I predatori (2020)
- michemar

- 9 mag 2021
- Tempo di lettura: 4 min
Aggiornamento: 26 mag 2024

I predatori
Italia 2020 commedia drammatica 1h49’
Regia: Pietro Castellitto
Sceneggiatura: Pietro Castellitto
Fotografia: Carlo Rinaldi
Montaggio: Gianluca Scarpa
Musiche: Niccolò Contessa
Scenografia: Luca Merlini
Costumi: Isabella Rizza
Massimo Popolizio: Pierpaolo Pavone
Giorgio Montanini: Claudio Vismara
Pietro Castellitto: Federico Pavone
Manuela Mandracchia: Ludovica Pensa
Dario Cassini: Bruno Parise
Anita Caprioli: Gaia
Marzia Ubaldi: Ines
Nando Paone: Nicola Fiorillo
Antonio Gerardi: Flavio Vismara
Vinicio Marchioni: venditore di orologi
TRAMA: I Pavone e i Vismara sono due famiglie di estrazione completamente diverse.

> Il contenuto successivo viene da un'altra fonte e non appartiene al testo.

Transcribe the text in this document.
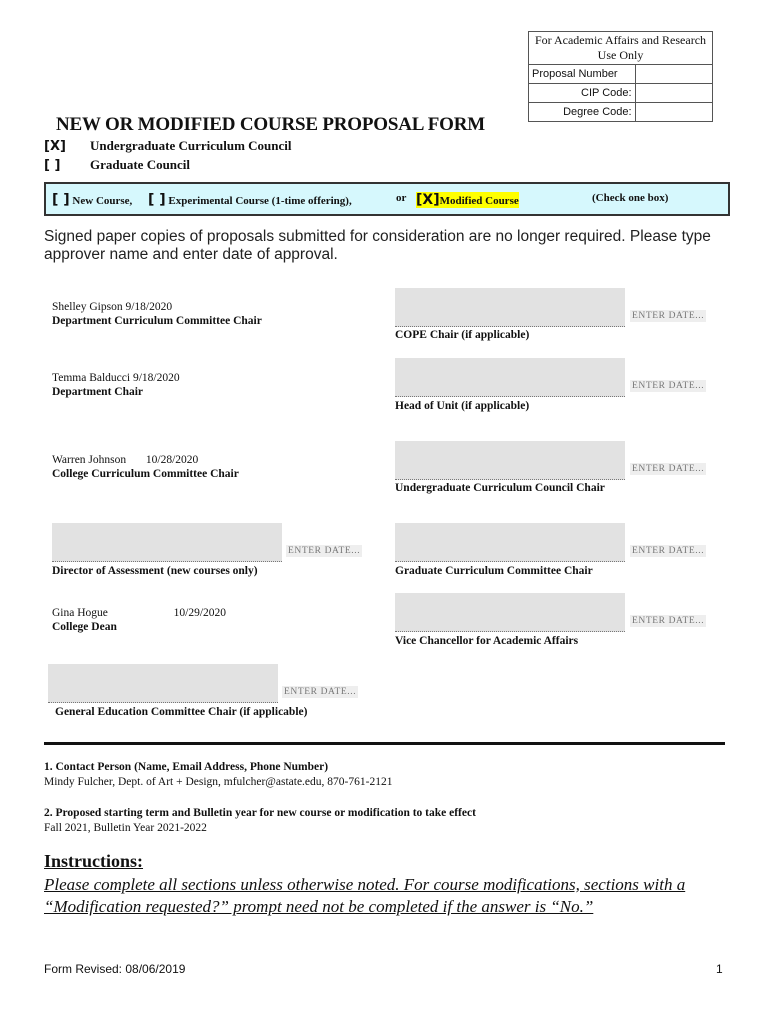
For Academic Affairs and Research Use Only	
Proposal Number	
CIP Code:	
Degree Code:	
NEW OR MODIFIED COURSE PROPOSAL FORM
[X] Undergraduate Curriculum Council
[ ] Graduate Council
[ ] New Course, [ ] Experimental Course (1-time offering),	or [X]Modified Course	(Check one box)
Signed paper copies of proposals submitted for consideration are no longer required. Please type approver name and enter date of approval.
Shelley Gipson 9/18/2020
Department Curriculum Committee Chair
Temma Balducci 9/18/2020
Department Chair
Warren Johnson 10/28/2020
College Curriculum Committee Chair
ENTER DATE...
Director of Assessment (new courses only)
Gina Hogue	10/29/2020
College Dean
ENTER DATE...
General Education Committee Chair (if applicable)
ENTER DATE...
COPE Chair (if applicable)
ENTER DATE...
Head of Unit (if applicable)
ENTER DATE...
Undergraduate Curriculum Council Chair
ENTER DATE...
Graduate Curriculum Committee Chair
ENTER DATE...
Vice Chancellor for Academic Affairs
1. Contact Person (Name, Email Address, Phone Number)
Mindy Fulcher, Dept. of Art + Design, mfulcher@astate.edu, 870-761-2121
2. Proposed starting term and Bulletin year for new course or modification to take effect
Fall 2021, Bulletin Year 2021-2022
Instructions:
Please complete all sections unless otherwise noted. For course modifications, sections with a “Modification requested?” prompt need not be completed if the answer is “No.”
Form Revised: 08/06/2019	1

Agli antipodi sono nuclei apparentemente opposti che condividono la stessa giungla, Roma. Un banale incidente farà sfiorare quei due poli. E la follia di un ragazzo di 25 anni li farà collidere, scoprendo le carte per rivelare che tutti hanno un segreto e nessuno è ciò che sembra. E che siamo tutti dei predatori.
Voto 6,5

È mattino presto, il mare di Ostia è calmo. Un uomo bussa a casa di una signora: le venderà un orologio. Qualche giorno dopo, un giovane assistente di filosofia verrà lasciato fuori dal gruppo scelto per la riesumazione del corpo di Nietzsche. Due torti subiti.
Due famiglie apparentemente incompatibili: una borghese e intellettuale, proletaria e fascista l’altra. Nuclei opposti che condividono la stessa giungla, Roma. Un banale incidente farà collidere quei due poli. Al centro di tutto, quindi, due famiglie romane dei giorni nostri: i Vismara e i Pavone. I primi vivono a Ostia, trafficano in armi, i secondi sono borghesi colti e benestanti, vivono a Roma e sono sedicenti progressisti. Con un espediente di sceneggiatura, le due famiglie si trovano coinvolte nella medesima vicenda.
Pietro Castellitto, figlio d’arte, irrompe nel panorama del cinema con una interessante opera prima in cui disegna le due famiglie mescolando con una saggezza inaspettata sarcasmo e humour nero, creando così le premesse per un film che sa essere al contempo divertente e angosciante.
Dice lui: “Nietzsche è l’angelo custode del film, sono cresciuto leggendolo e mi ha cambiato la vita, facendomi arrivare prima a determinate cose; mi ha aiutato a essere me stesso in maniera più intensa e precoce. E la sua figura è essenziale in un’epoca come questa, governata dall’ipocrisia e dal perbenismo, ovvero tutto ciò contro cui lui ha combattuto.”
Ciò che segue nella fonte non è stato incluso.